问题：

无法获取具有“内容配置：附件使用python请求

邓建柏

2023-03-14

使用firefox浏览器，我登录到一个下载站点，然后单击其中一个查询按钮。弹出一个名为“Opening report1.csv”的小窗口，我可以选择“打开”或“保存文件”。我保存文件。

对于这个动作，实时HTTP标头向我展示：

https://myserver/ReportPage？下载

获取 /ReportPage？下载

HTTP/1.1 200 OK
Date： Sat，30 Dec2017 22:37:40GMT
Server： Apache-Coyote/1.1
Last-Modify： Sat，30 Dec2017 22:37:40GMT
Expires： Thu，01 Jan1970 00:00:00GMT
Pragma： no-cache
Cache-Control： no-cache， no-store
Content-Distion：附件；文件名="report1.csv"；文件名*=UTF-8"report1.csv
Content-Type： text/csv
Content-Llong： 332369
Keet-Alive： timeout=5， max=100
连接：Keet-Alive

现在我试着用请求来模仿这一点。

$ python3
>>> import requests
>>> from lxml import html
>>>
>>> s = requests.Session()
>>> s.verify = './myserver.crt'  # certificate of myserver for https
>>>
>>> # get the login web page to enter username and password
... r = s.get( 'https://myserver' )
>>>
>>> # Get url for logging in.
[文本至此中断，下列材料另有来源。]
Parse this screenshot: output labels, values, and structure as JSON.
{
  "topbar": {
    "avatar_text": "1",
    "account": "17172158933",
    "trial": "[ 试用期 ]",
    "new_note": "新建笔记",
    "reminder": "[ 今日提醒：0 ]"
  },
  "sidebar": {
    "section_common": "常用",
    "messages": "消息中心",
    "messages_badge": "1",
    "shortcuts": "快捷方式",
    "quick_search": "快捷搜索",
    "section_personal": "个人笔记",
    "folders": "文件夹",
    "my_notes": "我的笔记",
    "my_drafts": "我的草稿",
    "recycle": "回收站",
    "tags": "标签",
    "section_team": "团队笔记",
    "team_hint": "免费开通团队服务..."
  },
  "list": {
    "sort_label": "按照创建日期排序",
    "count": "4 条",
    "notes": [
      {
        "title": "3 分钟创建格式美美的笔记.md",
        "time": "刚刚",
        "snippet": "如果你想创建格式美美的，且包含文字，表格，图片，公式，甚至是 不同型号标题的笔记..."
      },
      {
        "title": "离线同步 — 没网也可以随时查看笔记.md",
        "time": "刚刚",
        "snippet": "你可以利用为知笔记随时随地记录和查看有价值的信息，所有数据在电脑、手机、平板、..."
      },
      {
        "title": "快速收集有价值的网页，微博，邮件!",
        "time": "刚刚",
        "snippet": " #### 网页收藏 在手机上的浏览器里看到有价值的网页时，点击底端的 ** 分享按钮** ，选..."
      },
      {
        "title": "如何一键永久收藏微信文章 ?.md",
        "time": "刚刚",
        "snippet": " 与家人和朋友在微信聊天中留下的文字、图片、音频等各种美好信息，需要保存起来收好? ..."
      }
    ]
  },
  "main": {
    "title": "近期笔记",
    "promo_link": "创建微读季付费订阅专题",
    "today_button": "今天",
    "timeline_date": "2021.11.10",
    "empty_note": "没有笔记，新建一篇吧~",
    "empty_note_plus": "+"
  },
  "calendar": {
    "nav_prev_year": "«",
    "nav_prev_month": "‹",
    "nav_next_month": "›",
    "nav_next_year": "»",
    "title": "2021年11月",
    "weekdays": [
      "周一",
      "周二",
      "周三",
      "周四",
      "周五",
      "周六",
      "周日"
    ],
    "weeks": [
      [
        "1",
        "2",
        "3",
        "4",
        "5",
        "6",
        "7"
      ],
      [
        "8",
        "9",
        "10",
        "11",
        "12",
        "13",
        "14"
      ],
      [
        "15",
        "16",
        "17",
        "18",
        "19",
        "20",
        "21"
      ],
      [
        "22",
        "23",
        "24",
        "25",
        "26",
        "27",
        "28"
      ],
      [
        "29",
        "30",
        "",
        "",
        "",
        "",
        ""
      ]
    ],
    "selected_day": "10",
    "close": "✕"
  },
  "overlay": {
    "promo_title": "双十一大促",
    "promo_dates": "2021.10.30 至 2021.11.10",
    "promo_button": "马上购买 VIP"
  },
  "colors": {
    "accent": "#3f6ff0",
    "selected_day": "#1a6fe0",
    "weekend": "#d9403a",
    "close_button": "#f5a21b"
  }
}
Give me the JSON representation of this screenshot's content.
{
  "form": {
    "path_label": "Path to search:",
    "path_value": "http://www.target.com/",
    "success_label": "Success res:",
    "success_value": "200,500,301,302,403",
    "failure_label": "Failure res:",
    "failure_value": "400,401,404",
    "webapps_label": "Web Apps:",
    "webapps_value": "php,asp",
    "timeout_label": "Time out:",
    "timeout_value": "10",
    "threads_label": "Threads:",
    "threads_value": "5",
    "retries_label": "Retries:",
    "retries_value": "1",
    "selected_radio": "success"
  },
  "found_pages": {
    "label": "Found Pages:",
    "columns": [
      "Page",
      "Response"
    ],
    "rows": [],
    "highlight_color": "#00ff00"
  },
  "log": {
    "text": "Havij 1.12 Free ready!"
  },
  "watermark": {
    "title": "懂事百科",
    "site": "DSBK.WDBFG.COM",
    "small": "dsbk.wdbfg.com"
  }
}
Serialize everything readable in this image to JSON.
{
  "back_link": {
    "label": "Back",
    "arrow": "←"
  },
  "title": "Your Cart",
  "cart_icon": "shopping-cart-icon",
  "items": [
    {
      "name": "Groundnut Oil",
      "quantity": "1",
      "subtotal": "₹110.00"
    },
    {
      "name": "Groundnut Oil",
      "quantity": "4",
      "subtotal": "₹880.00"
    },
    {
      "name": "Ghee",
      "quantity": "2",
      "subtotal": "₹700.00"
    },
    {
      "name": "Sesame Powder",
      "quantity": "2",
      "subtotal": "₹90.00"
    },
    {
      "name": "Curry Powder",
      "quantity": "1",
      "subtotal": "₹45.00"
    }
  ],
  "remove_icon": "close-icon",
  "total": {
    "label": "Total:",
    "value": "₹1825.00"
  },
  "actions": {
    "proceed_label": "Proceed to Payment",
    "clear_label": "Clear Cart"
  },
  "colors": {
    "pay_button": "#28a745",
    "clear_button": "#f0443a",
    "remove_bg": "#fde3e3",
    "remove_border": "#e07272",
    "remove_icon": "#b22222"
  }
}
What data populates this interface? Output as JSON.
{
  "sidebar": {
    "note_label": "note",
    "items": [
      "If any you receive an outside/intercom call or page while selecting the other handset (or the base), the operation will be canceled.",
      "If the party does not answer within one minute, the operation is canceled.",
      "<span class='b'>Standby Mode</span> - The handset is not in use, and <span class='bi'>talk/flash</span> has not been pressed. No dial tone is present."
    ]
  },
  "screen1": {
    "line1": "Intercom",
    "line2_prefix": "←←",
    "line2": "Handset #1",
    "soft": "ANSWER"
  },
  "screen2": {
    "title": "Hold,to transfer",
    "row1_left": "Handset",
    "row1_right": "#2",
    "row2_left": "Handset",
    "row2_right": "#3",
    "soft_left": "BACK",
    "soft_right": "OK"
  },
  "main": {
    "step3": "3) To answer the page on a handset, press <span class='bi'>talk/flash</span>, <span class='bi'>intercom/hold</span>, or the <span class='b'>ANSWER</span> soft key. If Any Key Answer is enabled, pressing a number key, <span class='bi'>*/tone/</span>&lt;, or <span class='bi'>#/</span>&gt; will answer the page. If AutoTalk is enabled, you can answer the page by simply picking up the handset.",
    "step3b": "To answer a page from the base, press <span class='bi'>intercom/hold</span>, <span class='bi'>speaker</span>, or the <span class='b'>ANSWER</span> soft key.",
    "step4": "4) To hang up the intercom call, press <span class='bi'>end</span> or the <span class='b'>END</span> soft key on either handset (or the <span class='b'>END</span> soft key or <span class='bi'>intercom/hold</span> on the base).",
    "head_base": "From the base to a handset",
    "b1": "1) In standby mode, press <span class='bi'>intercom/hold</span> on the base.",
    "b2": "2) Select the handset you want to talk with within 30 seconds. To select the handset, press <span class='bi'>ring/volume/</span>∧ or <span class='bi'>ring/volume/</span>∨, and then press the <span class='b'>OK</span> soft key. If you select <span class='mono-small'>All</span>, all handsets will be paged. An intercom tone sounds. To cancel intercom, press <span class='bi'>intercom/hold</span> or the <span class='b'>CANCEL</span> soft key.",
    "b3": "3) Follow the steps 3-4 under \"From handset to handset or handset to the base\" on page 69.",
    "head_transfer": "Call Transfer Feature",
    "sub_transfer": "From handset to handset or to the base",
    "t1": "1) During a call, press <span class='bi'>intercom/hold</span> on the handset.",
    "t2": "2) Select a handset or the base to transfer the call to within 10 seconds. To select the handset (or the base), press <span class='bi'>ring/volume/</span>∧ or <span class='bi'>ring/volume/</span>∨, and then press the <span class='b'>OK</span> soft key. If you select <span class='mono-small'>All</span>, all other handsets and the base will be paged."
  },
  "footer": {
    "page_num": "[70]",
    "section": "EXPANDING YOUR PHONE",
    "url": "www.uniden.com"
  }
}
It's the action-attribute in the form anywhere.
... # We use xpath.
... tree = html.fromstring(r.text)
>>> loginUrl = 'https://myserver/' + list(tree.xpath("//form[@id='id4']/@action"))[0]
>>> print( loginUrl )   # it contains a session-id
https://myserver/./;jsessionid=77EA70CB95252426439097E274286966?0-1.loginForm
>>>
>>> # logging in with username and password
... r = s.post( loginUrl, data = {'username':'ingo','password':'mypassword'} )
>>> print( r.status_code )
200
>>> # try to get the download file using url from Live HTTP headers
... downloadQueryUrl = 'https://myserver/ReportPage?download&NAME=ALL&DATE=THISYEAR'
>>> r = s.get( downloadQueryUrl )
>>> print( r.status_code)
200
>>> print( r. headers )
{'Connection': 'Keep-Alive',
'Date': 'Sun, 31 Dec 2017 14:46:03 GMT',
'Cache-Control': 'no-cache, no-store',
'Keep-Alive': 'timeout=5, max=94',
'Transfer-Encoding': 'chunked',
'Expires': 'Thu, 01 Jan 1970 00:00:00 GMT',
'Pragma': 'no-cache',
'Content-Encoding': 'gzip',
'Content-Type': 'text/html;charset=UTF-8',
'Server': 'Apache-Coyote/1.1',
'Vary': 'Accept-Encoding'}
>>> print( r.url )
https://myserver/ReportPage?4&NAME=ALL&DATE=THISYEAR
>>>

请求成功，但我没有得到文件下载页面。标头中没有“Content-Distion：附件；”条目。我只获取查询开始的页面，例如来自引用者的页面。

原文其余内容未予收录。